Our SLL certificate expired but was not (yet) renewed. It should have been renewed automatically but it didn’t. As a result, one of our production systems is down – can you help?
We are using is
cert-manager, certificate manager tool. All other SSL certificates look healthy except one.
- +Command to see SSL certificates via
kubectl get certificates --all-namespaces
Results of that command are like:
NAMESPACE NAME READY SECRET AGE elastic kibana-tls True kibana-tls 154d prod-company company-prod-company-com-tls False company-prod-company-com-tls 154d prod-aaa aaa-prod-company-com-tls True aaa-prod-company-com-tls 154d prod-bbb bbb-prod-company-com-tls True bbb-prod-company-com-tls 154d prod-ccc ccc-prod-company-com-tls True ccc-prod-company-com-tls 154d
- Then error details can be found from:
kubectl describe certificate -n prod-company company-prod-company-com-tls
Events section we can see that cert-manager is trying to renew the certificate periodically, but it is unable.
Type Reason Age From Message ---- ------ ---- ---- ------- Normal Issuing 48m (x106 over 4d9h) cert-manager Renewing certificate as renewal was scheduled at 2022-04-20 17:35:26 +0000 UTC Normal Reused 48m (x106 over 4d9h) cert-manager Reusing private key stored in existing Secret resource “company-prod-company-com-tls" Warning Failed 48m (x106 over 4d9h) cert-manager The certificate request has failed to complete and will be retried: Failed to wait for order resource “company-prod-company-com-tls-ksc5v-1897634450" to become ready: order is in "invalid" state:
- The final error found in the logs is:
“The certificate request has failed to complete and will be retried: Failed to wait for order resource “company-prod-company-com-tls-ksc5v-1897634450" to become ready: order is in “invalid” state:”
I have technology in place in each of our environments to automatically renew expired SSL certificates.
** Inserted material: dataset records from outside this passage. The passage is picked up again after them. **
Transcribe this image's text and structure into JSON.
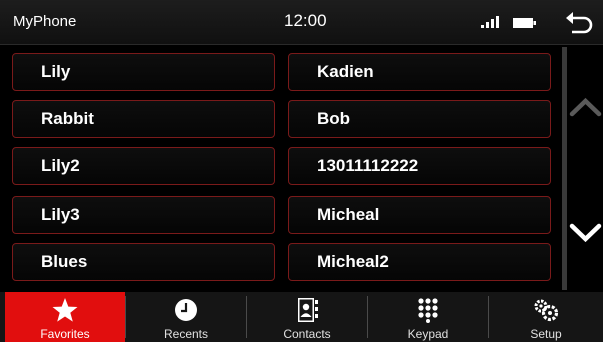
{
  "status": {
    "title": "MyPhone",
    "time": "12:00"
  },
  "contacts": {
    "left": [
      "Lily",
      "Rabbit",
      "Lily2",
      "Lily3",
      "Blues"
    ],
    "right": [
      "Kadien",
      "Bob",
      "13011112222",
      "Micheal",
      "Micheal2"
    ]
  },
  "nav": {
    "active": "Favorites",
    "tabs": [
      {
        "label": "Favorites",
        "icon": "star-icon"
      },
      {
        "label": "Recents",
        "icon": "clock-icon"
      },
      {
        "label": "Contacts",
        "icon": "contact-book-icon"
      },
      {
        "label": "Keypad",
        "icon": "keypad-icon"
      },
      {
        "label": "Setup",
        "icon": "gears-icon"
      }
    ]
  },
  "colors": {
    "accent": "#e10e0e",
    "button_border": "#7a1a1a",
    "background": "#000000"
  }
}
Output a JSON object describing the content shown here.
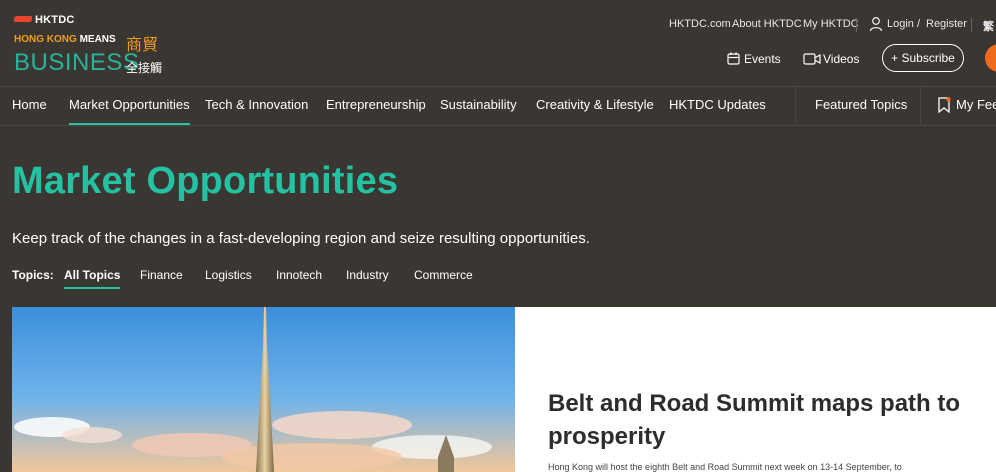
{
  "logo": {
    "brand": "HKTDC",
    "tagline_orange": "HONG KONG",
    "tagline_white": "MEANS",
    "tagline_chinese": "商貿",
    "business": "BUSINESS",
    "business_chinese": "全接觸"
  },
  "utility_links": [
    "HKTDC.com",
    "About HKTDC",
    "My HKTDC"
  ],
  "login": {
    "login_label": "Login",
    "slash": "/",
    "register_label": "Register"
  },
  "language": "繁",
  "actions": {
    "events_label": "Events",
    "videos_label": "Videos",
    "subscribe_label": "+ Subscribe"
  },
  "nav": {
    "items": [
      "Home",
      "Market Opportunities",
      "Tech & Innovation",
      "Entrepreneurship",
      "Sustainability",
      "Creativity & Lifestyle",
      "HKTDC Updates"
    ],
    "active": "Market Opportunities",
    "featured_topics": "Featured Topics",
    "my_feed": "My Feed"
  },
  "page": {
    "title": "Market Opportunities",
    "subtitle": "Keep track of the changes in a fast-developing region and seize resulting opportunities."
  },
  "topics": {
    "label": "Topics:",
    "items": [
      "All Topics",
      "Finance",
      "Logistics",
      "Innotech",
      "Industry",
      "Commerce"
    ],
    "active": "All Topics"
  },
  "feature": {
    "title": "Belt and Road Summit maps path to prosperity",
    "description": "Hong Kong will host the eighth Belt and Road Summit next week on 13-14 September, to"
  },
  "colors": {
    "accent": "#25c4a4",
    "header_bg": "#3a3632",
    "brand_orange": "#f39c1f",
    "avatar": "#f06a1e"
  }
}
However, that has emerged to be unreliable. When I previously saw this issue, after two days (of downtime) the certificate was eventually automatically renewed and the issue disappeared. I need to fix the underlying issue.
- Kubernetes server version: 1.21
- Google cloud SDK: 386.0.0
I’d really appreciate help on what could be the root cause and how to fix it?